13. Versioning and evolution

The protocol version is a string with a date (YYYY-MM-DD). Negotiated in initialize: the client sends a preference, the server picks among those supported. Breaking changes generate a new version. 2025-06-18 brought elicitation, structured tool output, mandatory OAuth 2.1, and the removal of JSON-RPC batch (which existed in 2025-03-26). 2025-11-25 is in draft.

14. The complete flow of a tool call, in order

The host initializes the client, opens the transport (spawn process or HTTP connection).
The client sends initialize, the server responds with capabilities.
The client sends notifications/initialized.
The client sends tools/list.
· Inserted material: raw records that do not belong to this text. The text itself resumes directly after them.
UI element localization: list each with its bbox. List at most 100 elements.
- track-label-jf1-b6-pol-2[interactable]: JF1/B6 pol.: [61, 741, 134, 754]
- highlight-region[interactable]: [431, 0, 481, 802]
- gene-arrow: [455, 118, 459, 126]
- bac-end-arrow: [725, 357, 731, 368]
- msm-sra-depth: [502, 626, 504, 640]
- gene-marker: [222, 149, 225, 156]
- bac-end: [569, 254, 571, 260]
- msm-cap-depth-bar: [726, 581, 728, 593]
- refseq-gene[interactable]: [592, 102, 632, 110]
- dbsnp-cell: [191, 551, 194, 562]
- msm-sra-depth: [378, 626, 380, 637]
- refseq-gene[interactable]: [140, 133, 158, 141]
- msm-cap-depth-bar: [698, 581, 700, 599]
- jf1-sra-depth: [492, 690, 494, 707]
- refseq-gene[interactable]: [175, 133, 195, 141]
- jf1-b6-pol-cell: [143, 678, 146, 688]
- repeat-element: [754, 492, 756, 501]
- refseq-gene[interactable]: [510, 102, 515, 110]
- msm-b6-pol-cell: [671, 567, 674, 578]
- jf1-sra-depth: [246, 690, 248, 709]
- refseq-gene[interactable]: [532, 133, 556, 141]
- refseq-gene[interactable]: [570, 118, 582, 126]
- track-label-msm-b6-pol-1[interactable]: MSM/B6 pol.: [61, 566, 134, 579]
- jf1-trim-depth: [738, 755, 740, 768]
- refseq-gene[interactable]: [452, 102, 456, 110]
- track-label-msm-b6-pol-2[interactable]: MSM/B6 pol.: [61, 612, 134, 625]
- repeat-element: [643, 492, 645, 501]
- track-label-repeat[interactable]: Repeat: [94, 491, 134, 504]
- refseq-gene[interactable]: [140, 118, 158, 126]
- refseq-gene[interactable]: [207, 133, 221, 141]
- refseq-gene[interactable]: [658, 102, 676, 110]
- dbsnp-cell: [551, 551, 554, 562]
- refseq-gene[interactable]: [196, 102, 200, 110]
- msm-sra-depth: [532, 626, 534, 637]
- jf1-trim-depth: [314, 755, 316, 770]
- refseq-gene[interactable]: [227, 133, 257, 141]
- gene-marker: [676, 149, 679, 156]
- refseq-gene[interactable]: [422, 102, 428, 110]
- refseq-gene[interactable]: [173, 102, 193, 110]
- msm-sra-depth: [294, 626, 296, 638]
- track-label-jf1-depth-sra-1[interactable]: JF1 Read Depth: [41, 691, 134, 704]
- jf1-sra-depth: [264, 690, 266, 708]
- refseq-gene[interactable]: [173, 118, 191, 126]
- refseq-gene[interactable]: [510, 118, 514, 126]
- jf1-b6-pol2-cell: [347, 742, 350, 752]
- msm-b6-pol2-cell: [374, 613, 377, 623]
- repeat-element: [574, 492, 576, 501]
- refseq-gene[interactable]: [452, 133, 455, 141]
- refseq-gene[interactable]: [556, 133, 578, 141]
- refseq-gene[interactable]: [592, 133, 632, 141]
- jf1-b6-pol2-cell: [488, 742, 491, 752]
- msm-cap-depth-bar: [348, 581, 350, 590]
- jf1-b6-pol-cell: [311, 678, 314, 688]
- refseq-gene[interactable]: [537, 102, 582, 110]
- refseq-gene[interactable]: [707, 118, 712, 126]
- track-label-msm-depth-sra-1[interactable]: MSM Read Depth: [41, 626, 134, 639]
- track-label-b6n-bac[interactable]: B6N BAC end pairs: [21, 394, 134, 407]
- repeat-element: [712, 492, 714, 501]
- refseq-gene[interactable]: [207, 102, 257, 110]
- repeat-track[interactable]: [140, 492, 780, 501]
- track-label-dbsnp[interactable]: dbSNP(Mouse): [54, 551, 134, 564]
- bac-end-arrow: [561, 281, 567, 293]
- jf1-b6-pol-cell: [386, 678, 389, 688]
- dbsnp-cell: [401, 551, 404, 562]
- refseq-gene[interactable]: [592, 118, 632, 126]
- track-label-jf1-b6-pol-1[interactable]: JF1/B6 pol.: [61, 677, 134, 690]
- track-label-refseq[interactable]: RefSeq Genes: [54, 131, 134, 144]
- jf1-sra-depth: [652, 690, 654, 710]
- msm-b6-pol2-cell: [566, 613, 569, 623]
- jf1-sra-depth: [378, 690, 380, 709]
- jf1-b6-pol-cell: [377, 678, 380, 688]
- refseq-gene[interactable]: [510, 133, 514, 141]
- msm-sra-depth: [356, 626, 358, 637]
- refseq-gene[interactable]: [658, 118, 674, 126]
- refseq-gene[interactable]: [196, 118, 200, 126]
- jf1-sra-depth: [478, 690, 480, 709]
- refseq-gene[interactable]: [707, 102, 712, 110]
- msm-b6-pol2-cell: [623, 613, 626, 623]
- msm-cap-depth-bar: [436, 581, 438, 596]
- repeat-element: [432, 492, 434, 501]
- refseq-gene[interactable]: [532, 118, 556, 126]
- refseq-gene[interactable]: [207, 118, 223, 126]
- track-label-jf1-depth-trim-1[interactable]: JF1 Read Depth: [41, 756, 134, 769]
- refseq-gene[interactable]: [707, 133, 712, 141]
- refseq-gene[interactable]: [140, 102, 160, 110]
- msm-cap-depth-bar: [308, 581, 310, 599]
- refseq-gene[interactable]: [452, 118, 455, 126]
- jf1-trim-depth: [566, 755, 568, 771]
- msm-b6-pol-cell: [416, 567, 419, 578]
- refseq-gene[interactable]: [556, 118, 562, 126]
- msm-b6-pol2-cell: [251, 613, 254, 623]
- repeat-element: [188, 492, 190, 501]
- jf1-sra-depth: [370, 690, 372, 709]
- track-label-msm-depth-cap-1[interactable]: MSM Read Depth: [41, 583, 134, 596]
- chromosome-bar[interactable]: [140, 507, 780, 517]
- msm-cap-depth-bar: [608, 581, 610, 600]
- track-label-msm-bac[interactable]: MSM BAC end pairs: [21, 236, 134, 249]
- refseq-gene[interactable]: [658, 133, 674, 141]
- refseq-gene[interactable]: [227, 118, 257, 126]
The server returns the catalog.
The host injects the catalog into the LLM context (the host proprietary format, but generally it becomes a function definition for the model).
The LLM decides to call a tool, emits a tool_call.
The host validates permission, optionally asks the user for confirmation.
The client sends tools/call with name and arguments.
The server executes. If it takes a while, it emits notifications/progress. If it needs extra input, it calls a reverse elicitation/create.
The server responds with content and isError.
The host injects the content back into the LLM context as an observation.
The LLM continues the loop (another tool call, or a final response).

That is the entire protocol. All additional complexity (multiplexing, retry, rate limit, cache) lives in the host or in the server, outside the spec. MCP itself is deliberately thin. That is exactly what gives it a chance to become a market standard: small enough to implement in an afternoon, structured enough to support everything a serious agent needs to do.

If you are building a server for production, the minimum checklist is: implement the lifecycle correctly (initialize + initialized before anything else), respect capability negotiation (do not emit a notification the client did not ask for), return a structured error instead of an exception, mark tools with the appropriate annotations, support pagination on large lists, and never trust LLM input without schema validation. The rest is domain detail.